When it comes to topics that are affiliated with domestic violence, many of us would rather imagine in our heads about a scene where a man is seen hitting a woman. I guess it is a line of thought that follows the societal belief that women are weaker.
Many people have even concluded that it is never possible for a woman to abuse a man, and in light of this, a recent law was enacted in Nigeria, it was a law enacted to protect women from abuse, but this leaves us with one or two rhetorical questions, “Don’t men also get abused? Why is there no enabling law in Nigeria to protect men who get abused by their supposed wives?”
Let’s keep that aside a little bit. Much recently, there was the case of Amber Heard, an ex-wife of one of our popular on-screen faces- Johnny Depp.
The defamation case between the formerly married individuals has left us with a lot of comments by fans of the duo. While so many were expecting to simply read up about the defamation of character, it became almost like a joker when audio tapes began to emerge. Lo and Behold, it was indeed a woman abusing her man. Sounds like a tall tale right?
The bigger question now is, “is it ever possible that a woman abuses a man?” The truth is that there are women who are physically stronger than the men in their lives. Yes, love is supposed to be all mushy, but on some bad days, it is very likely that such stronger women might decide to go all physical. In such a case, the man wouldn’t be a worthy match.
The Amber Heard’s case has led to a wide range of reactions, and from those reactions, we have been able to deduce that it is possible for women to also abuse the men in their lives.
What then should a man do when he is consistently abused by his own wife like Johnny Depp? If the man decides to hit her back in a bid to defend himself, does that make him an abuser? Or just another act done in self-defence?
Even more, we all know that within the Nigerian context, men speaking about an abuse seems more or less like countering their ego.

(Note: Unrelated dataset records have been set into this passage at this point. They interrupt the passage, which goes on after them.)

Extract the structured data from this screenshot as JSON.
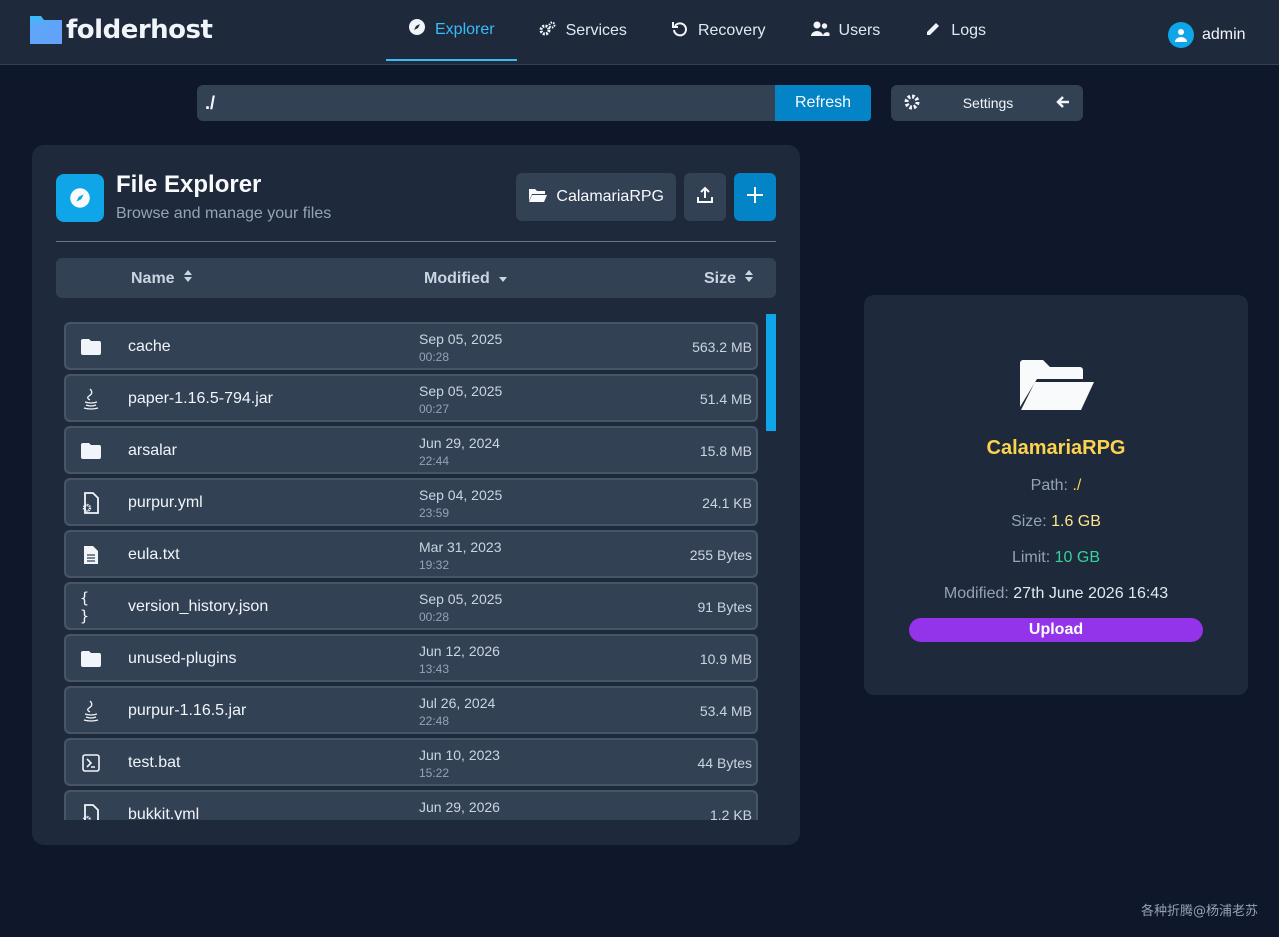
{
  "app": {
    "logo_text": "folderhost"
  },
  "nav": {
    "items": [
      {
        "label": "Explorer",
        "icon": "compass-icon"
      },
      {
        "label": "Services",
        "icon": "gears-icon"
      },
      {
        "label": "Recovery",
        "icon": "rotate-left-icon"
      },
      {
        "label": "Users",
        "icon": "users-icon"
      },
      {
        "label": "Logs",
        "icon": "pencil-icon"
      }
    ],
    "active": "Explorer"
  },
  "user": {
    "name": "admin"
  },
  "pathbar": {
    "value": "./",
    "refresh_label": "Refresh"
  },
  "settings": {
    "label": "Settings"
  },
  "explorer": {
    "title": "File Explorer",
    "subtitle": "Browse and manage your files",
    "folder_button": "CalamariaRPG",
    "columns": {
      "name": "Name",
      "modified": "Modified",
      "size": "Size"
    },
    "rows": [
      {
        "icon": "folder-icon",
        "name": "cache",
        "date": "Sep 05, 2025",
        "time": "00:28",
        "size": "563.2 MB"
      },
      {
        "icon": "java-icon",
        "name": "paper-1.16.5-794.jar",
        "date": "Sep 05, 2025",
        "time": "00:27",
        "size": "51.4 MB"
      },
      {
        "icon": "folder-icon",
        "name": "arsalar",
        "date": "Jun 29, 2024",
        "time": "22:44",
        "size": "15.8 MB"
      },
      {
        "icon": "config-file-icon",
        "name": "purpur.yml",
        "date": "Sep 04, 2025",
        "time": "23:59",
        "size": "24.1 KB"
      },
      {
        "icon": "text-file-icon",
        "name": "eula.txt",
        "date": "Mar 31, 2023",
        "time": "19:32",
        "size": "255 Bytes"
      },
      {
        "icon": "json-icon",
        "name": "version_history.json",
        "date": "Sep 05, 2025",
        "time": "00:28",
        "size": "91 Bytes"
      },
      {
        "icon": "folder-icon",
        "name": "unused-plugins",
        "date": "Jun 12, 2026",
        "time": "13:43",
        "size": "10.9 MB"
      },
      {
        "icon": "java-icon",
        "name": "purpur-1.16.5.jar",
        "date": "Jul 26, 2024",
        "time": "22:48",
        "size": "53.4 MB"
      },
      {
        "icon": "terminal-icon",
        "name": "test.bat",
        "date": "Jun 10, 2023",
        "time": "15:22",
        "size": "44 Bytes"
      },
      {
        "icon": "config-file-icon",
        "name": "bukkit.yml",
        "date": "Jun 29, 2026",
        "time": "",
        "size": "1.2 KB"
      }
    ]
  },
  "info": {
    "name": "CalamariaRPG",
    "path_label": "Path:",
    "path_value": "./",
    "size_label": "Size:",
    "size_value": "1.6 GB",
    "limit_label": "Limit:",
    "limit_value": "10 GB",
    "modified_label": "Modified:",
    "modified_value": "27th June 2026 16:43",
    "upload_label": "Upload"
  },
  "footer": {
    "text": "各种折腾@杨浦老苏"
  },
  "colors": {
    "accent": "#0ea5e9",
    "upload": "#9333ea",
    "highlight": "#fcd34d",
    "limit": "#34d399"
  }
}
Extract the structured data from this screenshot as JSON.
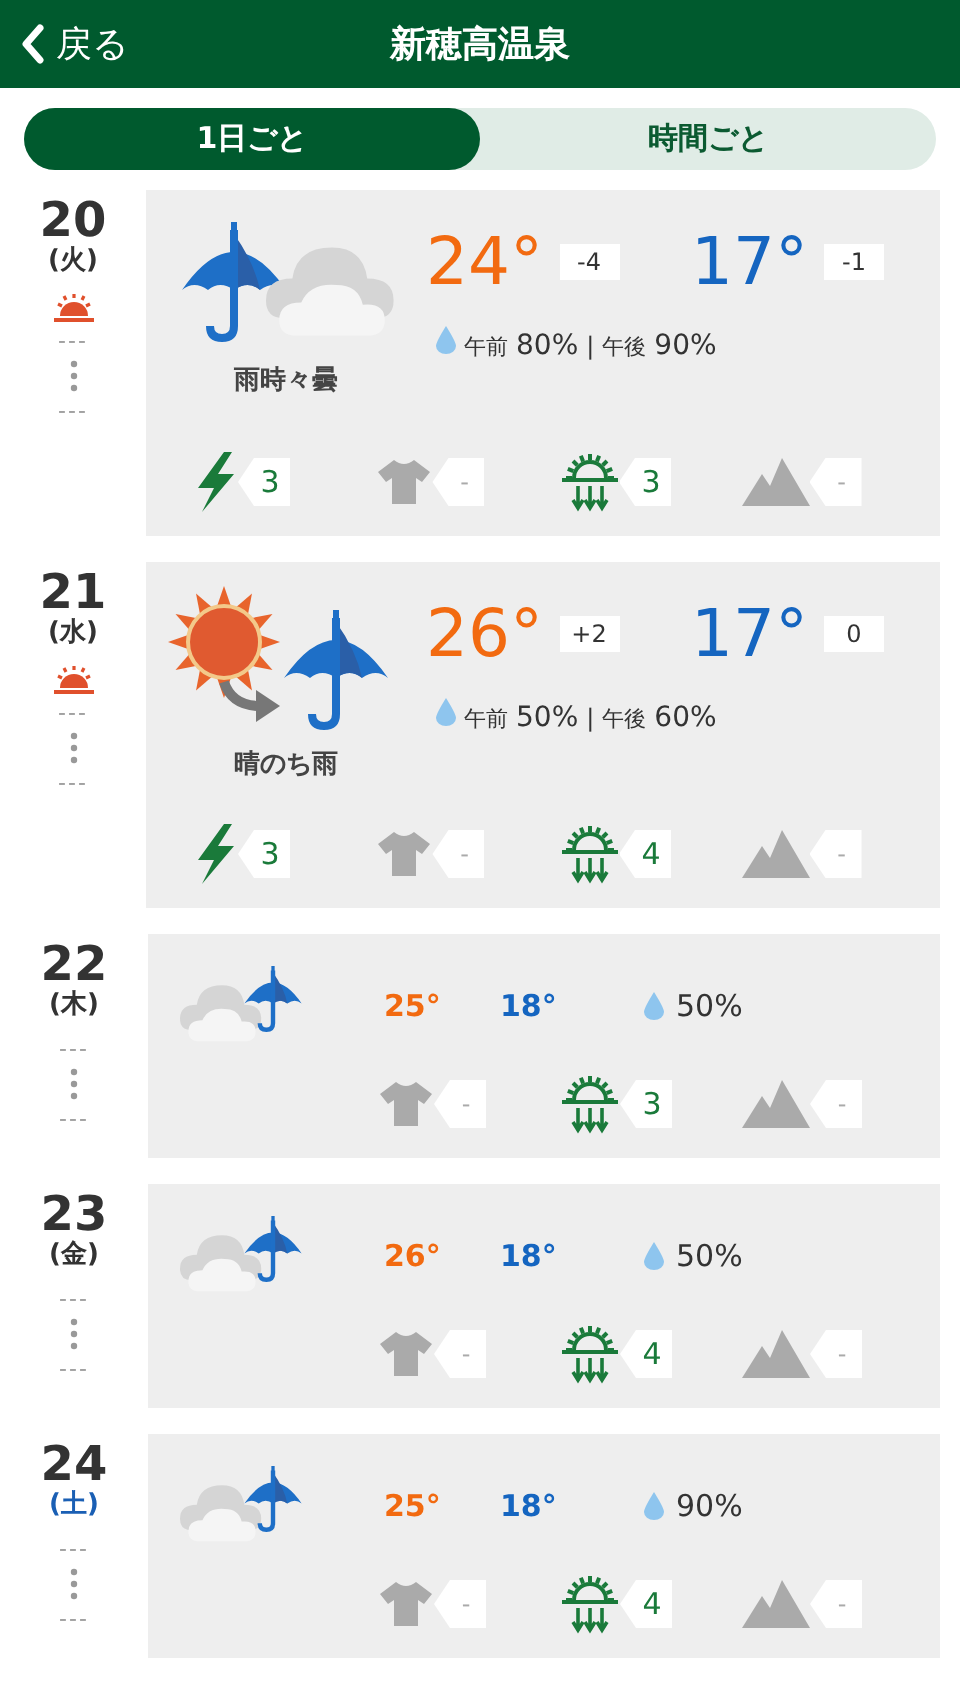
{
  "header": {
    "back": "戻る",
    "title": "新穂高温泉"
  },
  "tabs": [
    {
      "label": "1日ごと",
      "selected": true
    },
    {
      "label": "時間ごと",
      "selected": false
    }
  ],
  "days": [
    {
      "kind": "detailed",
      "date": "20",
      "weekday": "(火)",
      "color": "#333333",
      "warning": true,
      "dash_top": "---",
      "dash_bottom": "---",
      "weather": {
        "kind": "rain_cloudy"
      },
      "condition": "雨時々曇",
      "high": "24°",
      "high_diff": "-4",
      "low": "17°",
      "low_diff": "-1",
      "separator": "|",
      "rain": [
        {
          "label": "午前",
          "value": "80%"
        },
        {
          "label": "午後",
          "value": "90%"
        }
      ],
      "indices": [
        {
          "kind": "lightning",
          "active": true,
          "value": "3"
        },
        {
          "kind": "shirt",
          "active": false,
          "value": "-"
        },
        {
          "kind": "rain_sun",
          "active": true,
          "value": "3"
        },
        {
          "kind": "mountain",
          "active": false,
          "value": "-"
        }
      ]
    },
    {
      "kind": "detailed",
      "date": "21",
      "weekday": "(水)",
      "color": "#333333",
      "warning": true,
      "dash_top": "---",
      "dash_bottom": "---",
      "weather": {
        "kind": "sun_then_rain"
      },
      "condition": "晴のち雨",
      "high": "26°",
      "high_diff": "+2",
      "low": "17°",
      "low_diff": "0",
      "separator": "|",
      "rain": [
        {
          "label": "午前",
          "value": "50%"
        },
        {
          "label": "午後",
          "value": "60%"
        }
      ],
      "indices": [
        {
          "kind": "lightning",
          "active": true,
          "value": "3"
        },
        {
          "kind": "shirt",
          "active": false,
          "value": "-"
        },
        {
          "kind": "rain_sun",
          "active": true,
          "value": "4"
        },
        {
          "kind": "mountain",
          "active": false,
          "value": "-"
        }
      ]
    },
    {
      "kind": "compact",
      "date": "22",
      "weekday": "(木)",
      "color": "#333333",
      "warning": false,
      "dash_top": "---",
      "dash_bottom": "---",
      "weather": {
        "kind": "cloud_rain"
      },
      "high": "25°",
      "low": "18°",
      "rain_chance": "50%",
      "indices": [
        {
          "kind": "shirt",
          "active": false,
          "value": "-"
        },
        {
          "kind": "rain_sun",
          "active": true,
          "value": "3"
        },
        {
          "kind": "mountain",
          "active": false,
          "value": "-"
        }
      ]
    },
    {
      "kind": "compact",
      "date": "23",
      "weekday": "(金)",
      "color": "#333333",
      "warning": false,
      "dash_top": "---",
      "dash_bottom": "---",
      "weather": {
        "kind": "cloud_rain"
      },
      "high": "26°",
      "low": "18°",
      "rain_chance": "50%",
      "indices": [
        {
          "kind": "shirt",
          "active": false,
          "value": "-"
        },
        {
          "kind": "rain_sun",
          "active": true,
          "value": "4"
        },
        {
          "kind": "mountain",
          "active": false,
          "value": "-"
        }
      ]
    },
    {
      "kind": "compact",
      "date": "24",
      "weekday": "(土)",
      "color": "#1a5fb4",
      "warning": false,
      "dash_top": "---",
      "dash_bottom": "---",
      "weather": {
        "kind": "cloud_rain"
      },
      "high": "25°",
      "low": "18°",
      "rain_chance": "90%",
      "indices": [
        {
          "kind": "shirt",
          "active": false,
          "value": "-"
        },
        {
          "kind": "rain_sun",
          "active": true,
          "value": "4"
        },
        {
          "kind": "mountain",
          "active": false,
          "value": "-"
        }
      ]
    }
  ]
}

It makes them look as if they are weak in the eyes of the society, and yes, a lot of people would laugh it off too.
Recently, there was the Maryam Sanda’s case, a woman who stabbed her own husband to death, that case related to us how possible it is for some women to do the unthinkable.
How many men have to die before the average man realizes that speaking up sometimes is better than dying in silence?
Men are also a part of the society, but when would those abused men amongst us begin to speak up about the violence done to them by their spouses? Or is it another case of men enduring the hurts just to preserve their ego? How many more walk in the same shoes as Johnny Depp?